Even the American Association of University Women acknowledges the fact that fewer women enter scientific fields, and they are doing everything they can to turn the situation around. But girls in general just do not gain as much enjoyment from these subjects as boys do.
This was originally understood to be a biological difference between the sexes, but this thinking is hard for many educators to accept. The question is now being asked whether this is actually a biological difference that cannot be changed or whether it is caused by stereotyping in early years.
If boys enjoy math and science more than girls do, is it because they have been encouraged to play with mechanical toys and building blocks while girls are kept away from anything scientific or mathematical?
This is the consensus of the AAUW. They believe the whole problem exists because girls are pushed into playing with dolls and not given the freedom to follow their desires for more spatial type activities. And yet, even very young children have these same differences in brain patterns and preferences. Girls usually have greater verbal capabilities learning to speak earlier, and are often more drawn to social ideas and thought patterns, where little boys love loud noises, fast moving rides and toys, and pulling things apart to see how they work.
This is not something that is trained into them. The average parent does not encourage their little boy to pull apart his new toy; it is just in him.

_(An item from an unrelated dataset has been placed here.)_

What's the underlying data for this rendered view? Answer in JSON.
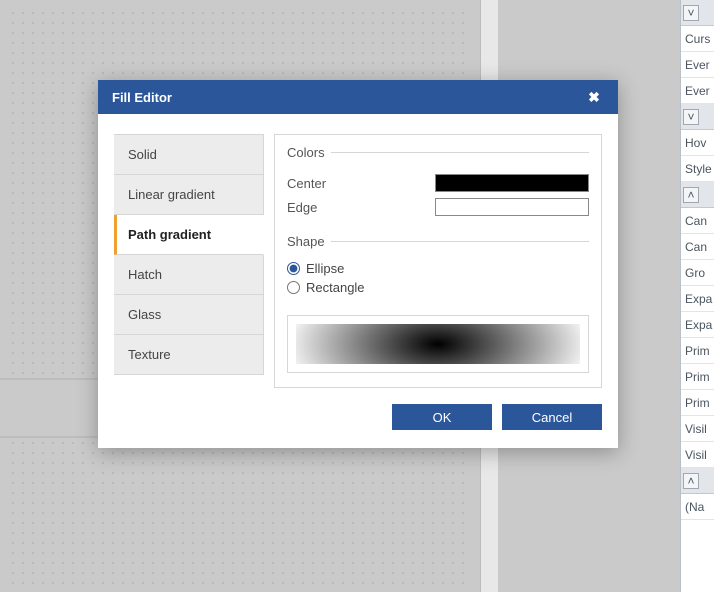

But parents very seldom have that problem with little girls. Little girls may have curiosity, but it is seldom strong enough for them to want to pull something apart and ruin it.
In the present world we live in, children generally are given the toys they beg for. It is far more common for a boy to beg for a mechanical toy than a girl, just as it is far more likely that a young man will enjoy math and science than a young lady.
Statistics measure averages. Exceptions always exist. Not all boys are scientific and mathematical, and not all girls are verbal. Some girls love maths and sciences, but they are in the minority. Some boys hate it and they, too, are in the minority.
Whether you acknowledge a difference in the biological construction of the brain, or attribute the preference to a meddling mama, if you look at school records or any other research on the subject, you have to come to the conclusion that, in general, boys do enjoy math and science more than girls do.